Wtedy nadjechała straż pożarna, żeby zabezpieczyć miejsce wypadku i spisać stosowne protokoły. Bardzo ważne dla ubezpieczyciela, zwłaszcza we fragmencie, że wszystko, co cenne - dawno wywiezione dywany i meble (poza nieszczęsną, zepsutą od wieków pianolą) oraz najważniejszy dla wyceny domu murowany komin - uległo doszczętnemu i nieodwracalnemu zniszczeniu.
Po zakończeniu spektaklu młodzieniec ruszył na ulicę Kościuszki, nadal częściej nazywaną Marszałkowską. Przed restauracją Trzaski zwolnił. Usłyszał dźwięki fortepianu. Lubił „Wiedeń moich marzeń”.
Napotkał wzrok siedzącego na werandzie mężczyzny i poczuł, że ogarnia go mróz. W tej chwili wiatr zawiał mocniej i smagnął go w plecy. Zdawało mu się, że z zielonych, demonicznych oczu strzela w niego wiązka światła.
•
Wiatr zbiegł szybko z gór i mocno uderzył. Pasterz przeżegnał się kolejny raz. Cały wieczór nasłuchiwał wycia wilków. Teraz, zamknięty w szałasie, wyglądał przez szczeliny w deskach i mamrotał modlitwy. Jego pies z podkulonym ogonem przyległ pod ścianą. Owce w zagrodzie beczały.
Gdy z trzaskiem zawalił się płot zagrody i owce się rozbiegły, pasterz mógł jedynie patrzeć na harce wilków. Wiele razy widział wilki, ale te były inne. Przerażające. Niektóre wyjątkowo duże. Dusiły każdą sztukę, jakiej dopadły. Szał mordu narastał. Stado wilków było liczne i dobrze zorganizowane. Zagryzały bezradne owce i zanim ofiara przestała drgać, już w zabójczym amoku rzucały się na kolejną.

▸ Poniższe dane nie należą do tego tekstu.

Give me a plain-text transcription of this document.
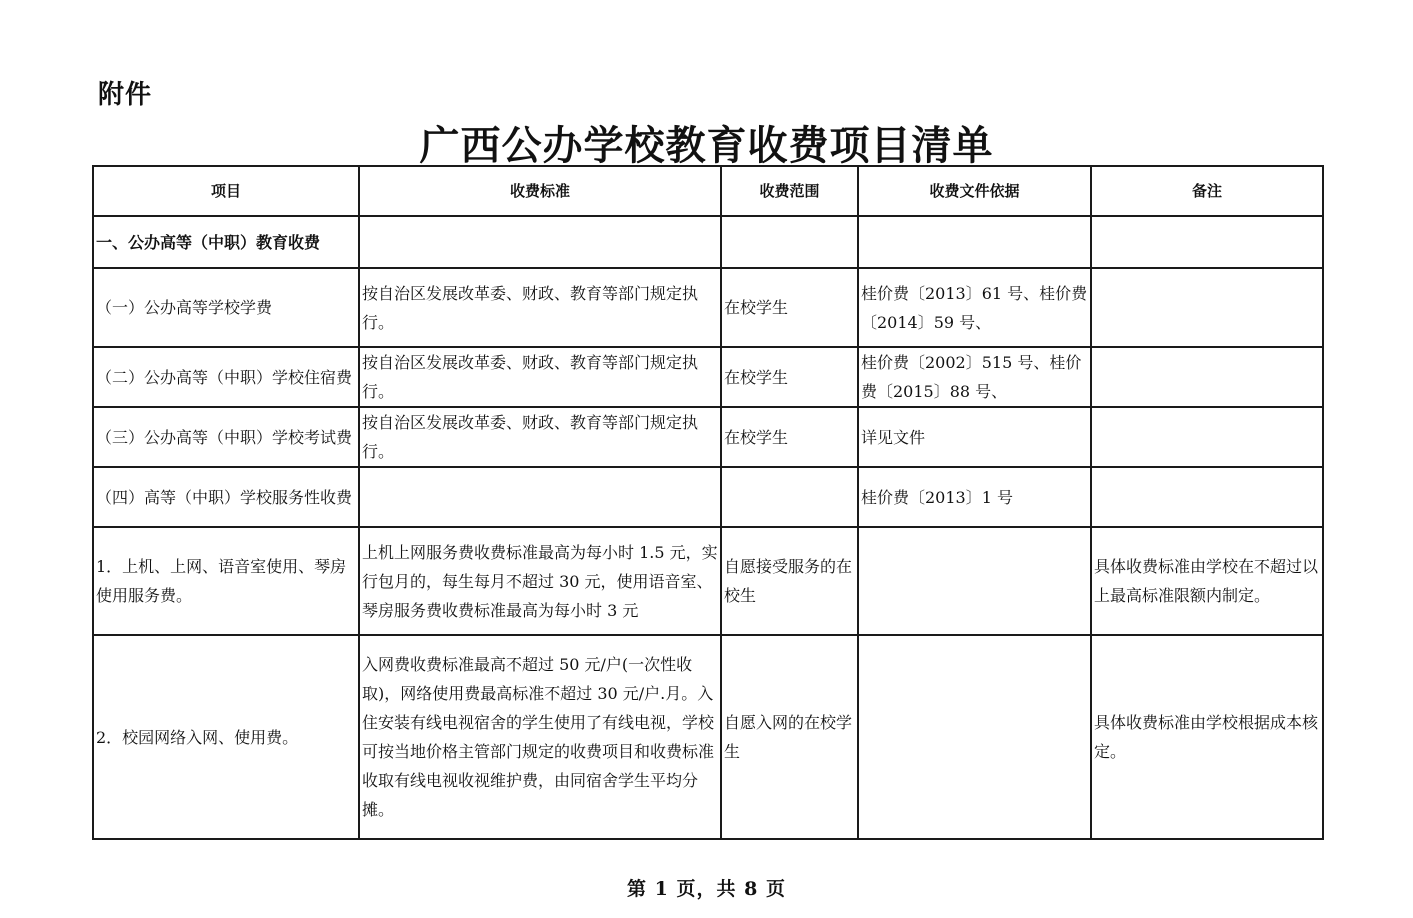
附件
广西公办学校教育收费项目清单
项目	收费标准	收费范围	收费文件依据	备注
一、公办高等（中职）教育收费				
（一）公办高等学校学费	按自治区发展改革委、财政、教育等部门规定执行。	在校学生	桂价费〔2013〕61 号、桂价费〔2014〕59 号、	
（二）公办高等（中职）学校住宿费	按自治区发展改革委、财政、教育等部门规定执行。	在校学生	桂价费〔2002〕515 号、桂价费〔2015〕88 号、	
（三）公办高等（中职）学校考试费	按自治区发展改革委、财政、教育等部门规定执行。	在校学生	详见文件	
（四）高等（中职）学校服务性收费			桂价费〔2013〕1 号	
1．上机、上网、语音室使用、琴房使用服务费。	上机上网服务费收费标准最高为每小时 1.5 元，实行包月的，每生每月不超过 30 元，使用语音室、琴房服务费收费标准最高为每小时 3 元	自愿接受服务的在校生		具体收费标准由学校在不超过以上最高标准限额内制定。
2．校园网络入网、使用费。	入网费收费标准最高不超过 50 元/户(一次性收取)，网络使用费最高标准不超过 30 元/户.月。入住安装有线电视宿舍的学生使用了有线电视，学校可按当地价格主管部门规定的收费项目和收费标准收取有线电视收视维护费，由同宿舍学生平均分摊。	自愿入网的在校学生		具体收费标准由学校根据成本核定。
第 1 页，共 8 页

Pasterz w geście rozpaczy chwycił siekierę. Kopnął drzwi i wyszedł. Z krzykiem doskoczył do najbliższego wilka, duszącego na ziemi jego owcę. Ciął go wpół. Krótki pisk przeszył powietrze. Wielka ognista kula rozkwitła na niebie. Rozległ się ogłuszający huk.
Przerażone wilki rozpierzchły się nagle. Umykały do lasu.
Kula płonęła nad Polaną Chochołowską jeszcze przez kilkanaście sekund i zgasła. Pasterz padł na kolana. Pospiesznie, po wielekroć żegnał się znakiem krzyża. Nareszcie Bóg do niego przemówił. Wyraźnie słyszał niesiony z wiatrem głos. Roztrzęsiony, przywarł twarzą do mokrej od rosy trawy.
•
Kiedy płonęła „Gwiazda Polski”, goście w restauracji na rogu Krupówek i Kościuszki nadal bawili się świetnie. Pijani poeci śpiewali, damy o rumianych twarzach śmiały się głośno, wojskowi wychylali kolejne kolejki. Zawsze tak było, gdy nadchodził halny. Wielu ludzi reaguje na zbliżający się wiatr nadpobudliwością, nadmierną ochotą na alkohol i wzmożonym apetytem na seks. Jak zauważył właściciel, w sali brakowało tylko trzech osób: nieznanych mu polskiego porucznika i niemieckiego sportowca - albo byli u niego pierwszy raz, albo potrafili nie rzucać się w oczy - oraz znanego mu aż nazbyt dobrze zielonookiego demona.